O diretor do longa, Denis Villeneuve, manteve nessa adaptação o seu estilo característico, carimbado por filmes como A Chegada (2016) e Blade Runner 2049 (2019). Inclusive, é muito oportuno comparar Duna com a continuação da história do caçador de androides, visto que ambos são novas instâncias de obras cultuadas e possuem temáticas abstratamente semelhantes: um futuro distópico interplanetário, que esconde em seu cerne o aviso de uma sociedade disfuncional e levanta questões ideológicas.
Na direção a semelhança é ainda maior, ambos os filmes são contemplativos, o que pode ser um ponto negativo para aqueles que vão ao cinema esperando por mais uma dose de ação, como foi normalizado pela popularização dos filmes de super-herói. O foco de Duna não são as cenas de ação (apesar de conter algumas de altíssima qualidade), mas sim a apresentação do extenso universo e dos acontecimentos que se passam com Paul Atreides, que levantam questões extremamente relevantes, como religião e ecologia.
Com o auxílio do cinematógrafo Greig Fraser (responsável pela fotografia de títulos semelhantes, como Star Wars: Rogue One, e alguns episódios da série The Mandalorian), o diretor optou pelas cenas que não economizam na hora de impressionar. Com lindos visuais e a medida certa de cenas com enquadramentos afastados que dão ao espectador a noção da grandeza dos elementos de Duna, o diretor nos fascina: as massivas naves utilizadas em viagens interestelares e os gigantes vermes de areia que aterrorizam o deserto são visões para nos deixar de boca aberta.
A obra ainda é coroada pela trilha sonora de Hans Zimmer, que já emplacou uma série de grandes obras musicais em ótimos filmes, como Interstellar, Gladiador, e muitos outros. O músico, desta vez, nos presenteia novamente com suas trilhas que destacam e ampliam muito bem o sentimento evocado pelas cenas, com músicas sutis e intensas, sempre quando necessário. Além disso, as sinfonias servem muito bem à temática, visto que tiram, assim como a obra original (e o filme por consequência), inspiração das culturas do Oriente Médio.
Por último, mas não menos importante, os efeitos especiais são de cair o queixo. Um dos grandes defeitos de muitos CGIs (inclusive os milionários dos blockbusters) é a falta de cuidado com a iluminação. Quando os personagens em cena são iluminados de uma maneira estranha aos olhos em relação ao fundo cheio de explosões, a cena pode parecer artificial. E não é uma questão de capacidade dos estúdios, mas a crença de que o público não liga e não percebe, o que faz que esse seja um investimento superficial, para os investidores. Esse é um dos grandes desafios da computação gráfica nas telonas. Nesse quesito, e em outros relacionados a efeitos especiais, Duna mais uma vez nos surpreende com sua qualidade.
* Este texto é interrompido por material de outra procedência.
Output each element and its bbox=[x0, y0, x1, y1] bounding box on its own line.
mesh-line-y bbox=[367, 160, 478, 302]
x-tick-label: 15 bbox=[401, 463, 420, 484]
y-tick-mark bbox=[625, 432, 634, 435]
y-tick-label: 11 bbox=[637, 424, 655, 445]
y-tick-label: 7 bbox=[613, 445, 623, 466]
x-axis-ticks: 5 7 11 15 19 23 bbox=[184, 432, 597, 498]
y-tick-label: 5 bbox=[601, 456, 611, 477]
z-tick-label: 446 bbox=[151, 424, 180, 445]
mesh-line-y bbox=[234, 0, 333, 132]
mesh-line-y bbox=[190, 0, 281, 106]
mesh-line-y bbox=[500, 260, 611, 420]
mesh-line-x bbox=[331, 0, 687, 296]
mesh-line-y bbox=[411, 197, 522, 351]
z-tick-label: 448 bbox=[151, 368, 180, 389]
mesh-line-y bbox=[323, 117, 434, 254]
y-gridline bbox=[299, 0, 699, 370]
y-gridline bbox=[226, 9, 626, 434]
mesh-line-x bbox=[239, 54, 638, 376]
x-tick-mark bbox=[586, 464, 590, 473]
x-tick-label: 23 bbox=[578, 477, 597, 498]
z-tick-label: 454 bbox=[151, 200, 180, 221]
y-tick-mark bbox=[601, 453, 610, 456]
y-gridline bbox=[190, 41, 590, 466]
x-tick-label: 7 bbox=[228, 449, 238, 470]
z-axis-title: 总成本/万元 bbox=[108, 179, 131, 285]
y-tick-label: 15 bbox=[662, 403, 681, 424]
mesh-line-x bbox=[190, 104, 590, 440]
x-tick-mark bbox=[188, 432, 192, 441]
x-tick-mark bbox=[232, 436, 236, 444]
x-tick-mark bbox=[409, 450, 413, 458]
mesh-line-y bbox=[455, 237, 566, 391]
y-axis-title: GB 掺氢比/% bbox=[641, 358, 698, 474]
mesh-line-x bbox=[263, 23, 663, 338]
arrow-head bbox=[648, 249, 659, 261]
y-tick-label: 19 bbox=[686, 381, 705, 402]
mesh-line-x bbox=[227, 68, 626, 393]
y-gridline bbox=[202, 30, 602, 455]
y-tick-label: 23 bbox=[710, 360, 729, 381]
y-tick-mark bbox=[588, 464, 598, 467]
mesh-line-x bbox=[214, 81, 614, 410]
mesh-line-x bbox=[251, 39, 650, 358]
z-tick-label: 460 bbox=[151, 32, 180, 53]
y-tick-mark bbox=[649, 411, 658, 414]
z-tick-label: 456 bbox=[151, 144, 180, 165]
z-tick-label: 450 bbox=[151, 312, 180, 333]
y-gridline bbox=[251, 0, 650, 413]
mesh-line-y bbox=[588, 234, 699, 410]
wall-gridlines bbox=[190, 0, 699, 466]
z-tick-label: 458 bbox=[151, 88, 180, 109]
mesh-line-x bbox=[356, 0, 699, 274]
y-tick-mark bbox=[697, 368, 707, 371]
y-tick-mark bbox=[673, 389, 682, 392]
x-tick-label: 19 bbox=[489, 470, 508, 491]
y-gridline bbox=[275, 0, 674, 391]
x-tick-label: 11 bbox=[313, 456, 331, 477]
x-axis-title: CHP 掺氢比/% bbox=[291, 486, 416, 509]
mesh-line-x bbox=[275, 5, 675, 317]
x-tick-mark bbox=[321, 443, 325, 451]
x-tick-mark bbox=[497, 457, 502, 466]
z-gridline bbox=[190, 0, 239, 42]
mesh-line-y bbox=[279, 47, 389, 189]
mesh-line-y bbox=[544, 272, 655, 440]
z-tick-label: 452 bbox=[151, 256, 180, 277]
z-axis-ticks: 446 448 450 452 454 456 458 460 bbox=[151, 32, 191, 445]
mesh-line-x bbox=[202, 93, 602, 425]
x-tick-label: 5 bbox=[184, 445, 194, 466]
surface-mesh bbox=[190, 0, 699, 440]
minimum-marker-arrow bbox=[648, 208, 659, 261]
Por esses e outros motivos Duna de 2021 merece ser assistido múltiplas vezes. Um filme sensacional para quem é fã do livro ou até mesmo do diretor. Uma produção refrescante para quem se decepcionou com o primeiro filme, e ainda uma ótima maneira para se gastar algumas horas, se o espectador quiser apenas o entretenimento de um filme casual. Resta agora ficar na espera da segunda parte, programada para iniciar sua produção em 2022 e chegar às telonas em outubro de 2023, e nos certificarmos se toda a nova franquia vai ter o mérito da boa adaptação ou vai acompanhar, ao hall dos infames, os desastres de franquias como Divergente e Os Instrumentos Mortais.